Lindsay Sweetnam talks to community members about Casa's resources for victims of domestic violence. Photo by Erica Hellerstein

In a break from its usual format at Mission Station, the community meeting hosted by the San Francisco Police Department at the Good Samaritan Family Resource Center on Tuesday offered presentations from the domestic violence agency La Casa de las Madres and the Department of Public Health.

La Casa’s community programs director, Lindsay Sweetnam, talked to residents who had gathered for the meeting about the group’s crucial work to provide shelter, support and legal advocacy to victims of domestic violence.

“Domestic violence is something we’ve all seen in the news a lot lately, and statistics show that one out of three women will experience domestic violence sometime in their life, and it’s traditionally an under-reported crime,” Sweetnam said.

She also provided background information on the center, including its history and services, and talked about various forms of abuse, both mental and physical, as well as resources for victims of domestic violence.

Following her presentation, community members inquired about La Casa’s relocation support services and volunteer opportunities at the center.

“I will say with full confidence that we would not be able to run without the amazing volunteer program that we have,” Sweetnam said.

Following La Casa’s presentation, a representative of the Department of Public Health talked about off-sale liquor licenses and their regulation in San Francisco. Off-sale alcohol outlets are retail establishments that are authorized to sell beer, wine and/or distilled spirits that are taken elsewhere to be consumed, the presenter explained.

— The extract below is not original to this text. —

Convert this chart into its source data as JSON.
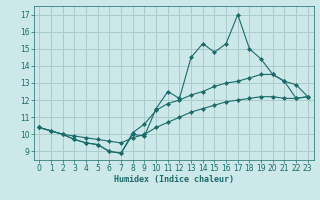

She spoke about statewide regulations for selling alcohol and the Deemed Approved Uses Ordinance, a local law that requires businesses that sell alcoholic beverages to maintain their businesses in an upright and lawful manner for the community. She also provided a map of off-sale alcohol outlets in the city by supervisorial district.

“We have data about higher rates of violent crime, drug sales, money laundering — wherever you have higher density of alcohol you’re going to see higher rates of all these things. The corner stores present a different kind of issue in San Francisco because there’s just so many of them,” she said.

After the presentations, Moser conducted the meeting as usual, providing an overview of crime statistics from Oct. 14 to Nov. 10, then opening up the floor to questions and comments.

Overall, Moser said, robberies were down 25 percent while aggravated assaults were up 67 percent. There was a 15 percent increase in violent crime, with no change in burglaries, which hovered at 36. Auto theft was down 22 percent.

Moser noted that the numbers and results were skewed because of the chaos and vandalism that happened following the Giants’ World Series win.

He outlined a handful of “outstanding arrests” over the Thanksgiving break. This included the Nov. 21 arrest of a suspect for locker burglaries at a health club, the arrest of a suspected cell phone thief and recovery of the stolen phone on Nov. 23, and a Nov. 24 arrest in a residential burglary.

Following Moser’s presentation on crime statistics, community members voiced numerous neighborhood grievances, the majority pertaining to the persistent prostitute and pimp problem on Capp and Shotwell.

“This is worse than it ever was before, in my opinion,” said one Mission resident.

Moser responded that since Sept. 1, police have made 87 arrests for prostitution on Capp and Shotwell.

Regardless, he conceded, “prostitution is still a big issue.”

Other residents complained of menacing and threatening activity on Harrison and 24th streets, with large groups of teenagers loitering on the street “in a very intimidating fashion.”

“They take over the whole block,” a longtime resident lamented.

Moser suggested the creation of a neighborhood watch group for the 2800 block of Harrison Street.

“That would be a great, great first step,” Moser said. “There is strength in numbers. It’s a way to empower a neighborhood.”

Residents agreed that this could be a viable solution.

“I have so much of my life invested in that house, and I hate coming home, I really do,” said a Harrison Street resident. “I should not be overrun from my house.”